Law
If a survivor wants to complain after a long gap since the incident, it has to be well thought out and not an emotional decision says an expert.

On September 7 this year, Purnima Govindarajalu, a researcher from Canada began a petition on Change.org, asking the government of India to allow adult survivors of sexual abuse to report the harassment to the police. Her demand to remove time limitations for such complaints, has has now found the support of a member of Parliament, namely DMK's Kanimozhi.

The petition addressed to Law minister Ravi Shankar Prasad and Women and Child Development minister Maneka Gandhi outlines Purnima's harrowing experience as a child in India. She alleges that her cousin's husband molested her by putting his hands and mouth on her private parts. The abuse continued till she was 13 and Purnima says that she was too ashamed and confused to talk to anyone about it. But as an adult, when she realised what had happened she chose to file a complaint against her alleged abuser.

But the law in its current form does not allow for that. First because the POCSO Act, which came into force in 2012, cannot be applied retrospectively. And second, at the time of the alleged abuse, penetration by finger or tongue did not fall under the definition of rape under IPC 376. What Purnima was subjected to, therefore, would only be termed molestation - for which the maximum punishment is less than three years.

This would mean that, under section 468 of CrPC, the crime can no longer be tried in court. The code says that any offence which is punishable by imprisonment between one and three years, cannot be taken cognizance of more than three years after the crime.

MP Kanimozhi who tweeted in support of the survivor on Sunday argues that such restriction must be done away with. "When a crime of this nature occurs, children don't understand what is happening and a lot of them tend to blame themselves," the DMK leader told TNM. "When they finally understand what happened and are ready to speak, we should take their complaint and ensure action follows," she adds.

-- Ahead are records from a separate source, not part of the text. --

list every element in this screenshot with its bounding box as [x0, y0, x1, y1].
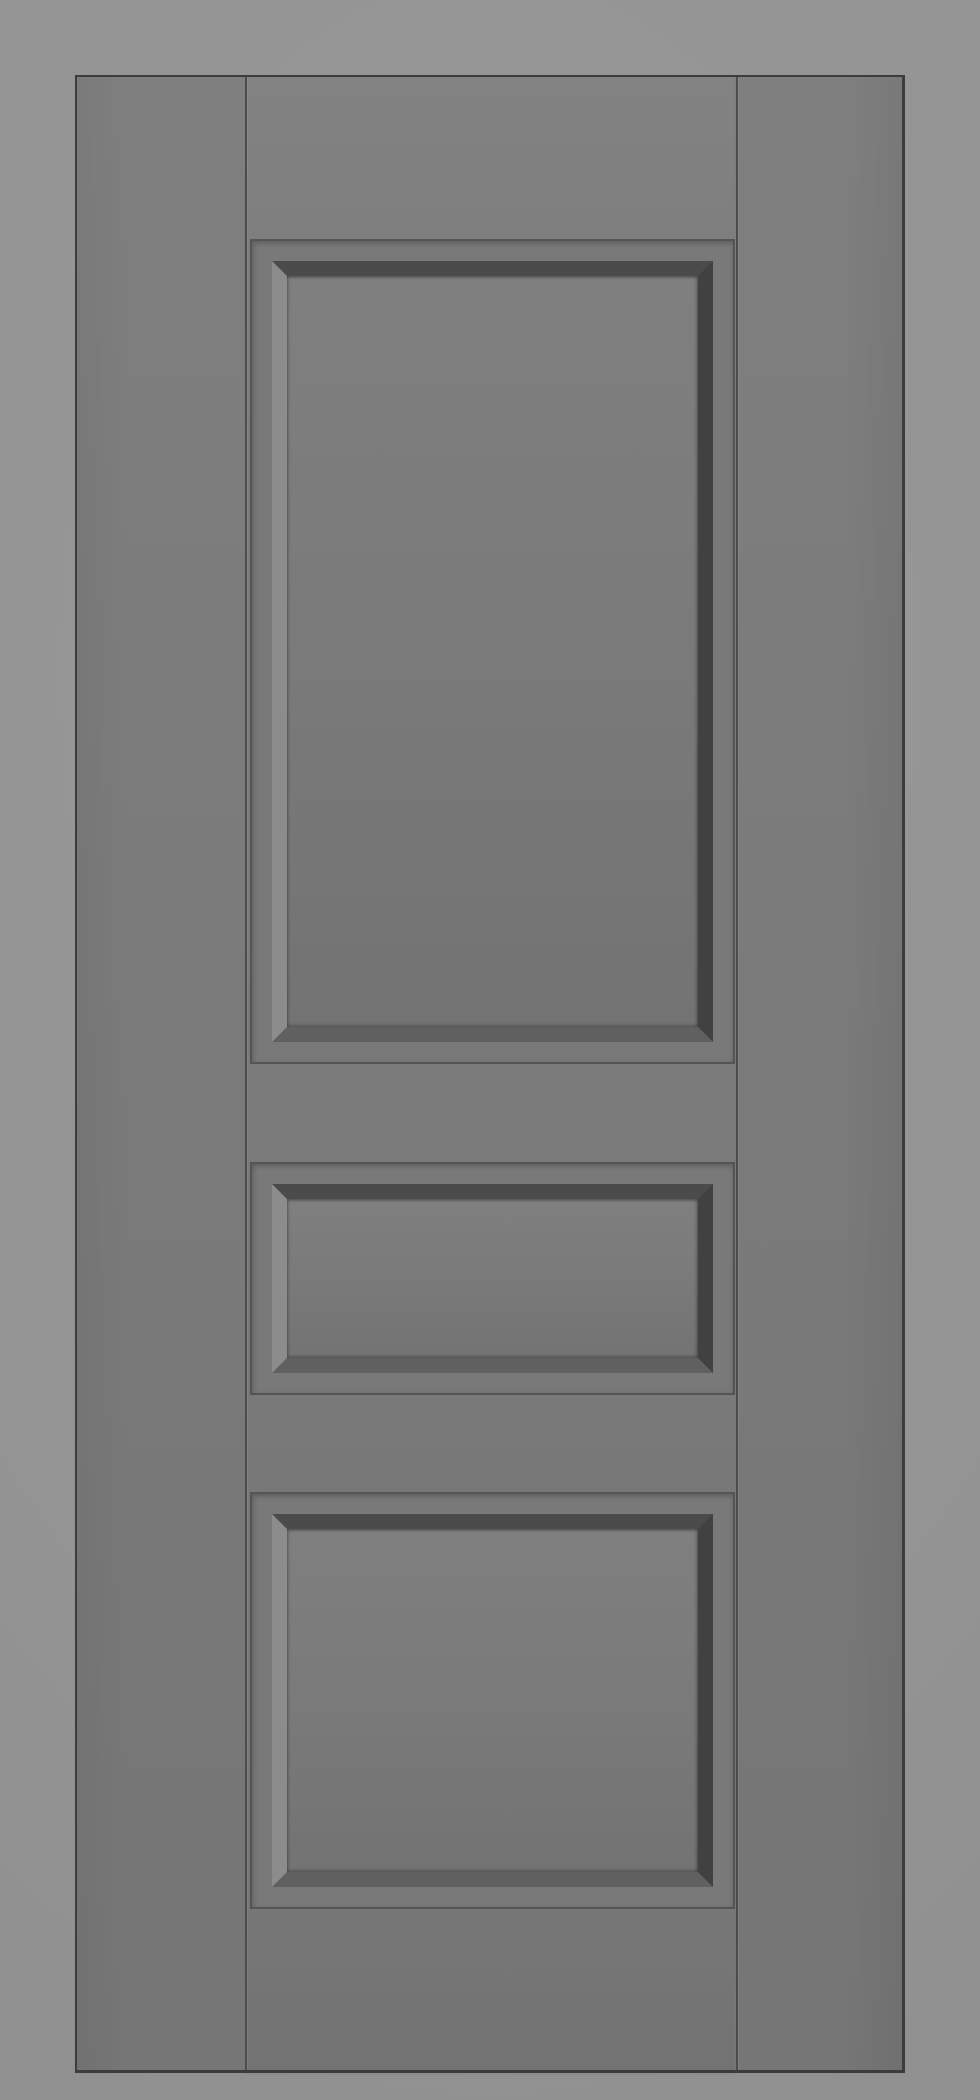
- top-panel-face: [287, 276, 698, 1027]
- scene: [0, 0, 980, 2100]
- bottom-panel-bevel: [272, 1514, 713, 1887]
- left-stile-seam: [245, 77, 247, 2070]
- bottom-rail: [246, 1909, 734, 2075]
- door: [75, 75, 905, 2073]
- top-panel-bevel: [272, 261, 713, 1042]
- right-stile-seam: [736, 77, 738, 2070]
- left-stile: [77, 77, 246, 2070]
- bottom-panel-face: [287, 1529, 698, 1872]
- middle-panel-bevel: [272, 1184, 713, 1373]
- lock-rail: [246, 1064, 734, 1162]
- middle-panel-face: [287, 1199, 698, 1358]
- bottom-panel: [250, 1492, 735, 1909]
- top-panel: [250, 239, 735, 1064]
- top-rail: [246, 77, 734, 239]
- intermediate-rail: [246, 1395, 734, 1492]
- right-stile: [734, 77, 902, 2070]
- middle-panel: [250, 1162, 735, 1395]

When asked if she is ready to take up the matter in Parliament, Kanimozhi replies in the affirmative.

"Yes, I will definitely take this up in the Parliament when I can because the scars that this kind of abuse creates run too deep to be ignored. Pedophiles are usually repeat offenders ," she says. "An amendment has to be brought in the existing laws."

Lawyers that TNM spoke to however pointed out that the POCSO act which came into force in 2012 ensures that adult survivors can complain now. "The punishment under POCSO for such a crime is from three to five years. So hereafter, such an issue will not arise," says Akhila, a lawyer at the Madras High Court. "But question in this case is if the Statue of Limitations can be overcome in anyway," she adds.

Sudha Ramalingam, a human rights lawyer however argues in favour of some form of time limitation. "Every case must be handled as per the law. You cannot indefinitely keep quiet for practical reasons as well. If you come complain after 20 years there will be no evidence to prove your allegations and it will just be he said-she said in court. How will it result in any form of conviction?" she asks.

Experts further opine that complaints which come this late, can lead to more harm than good for the survivor.

"If a survivor wants to complain after a long gap since the incident, it has to be well thought out and not an emotional decision," says Vidya Reddy, of Tulir, Centre for Prevention and Healing of Child Sexual Abuse. "Are they ready to face any outcome that the case could have? Can they answer all the question in court? These are questions they must consider before taking this course of action," she adds.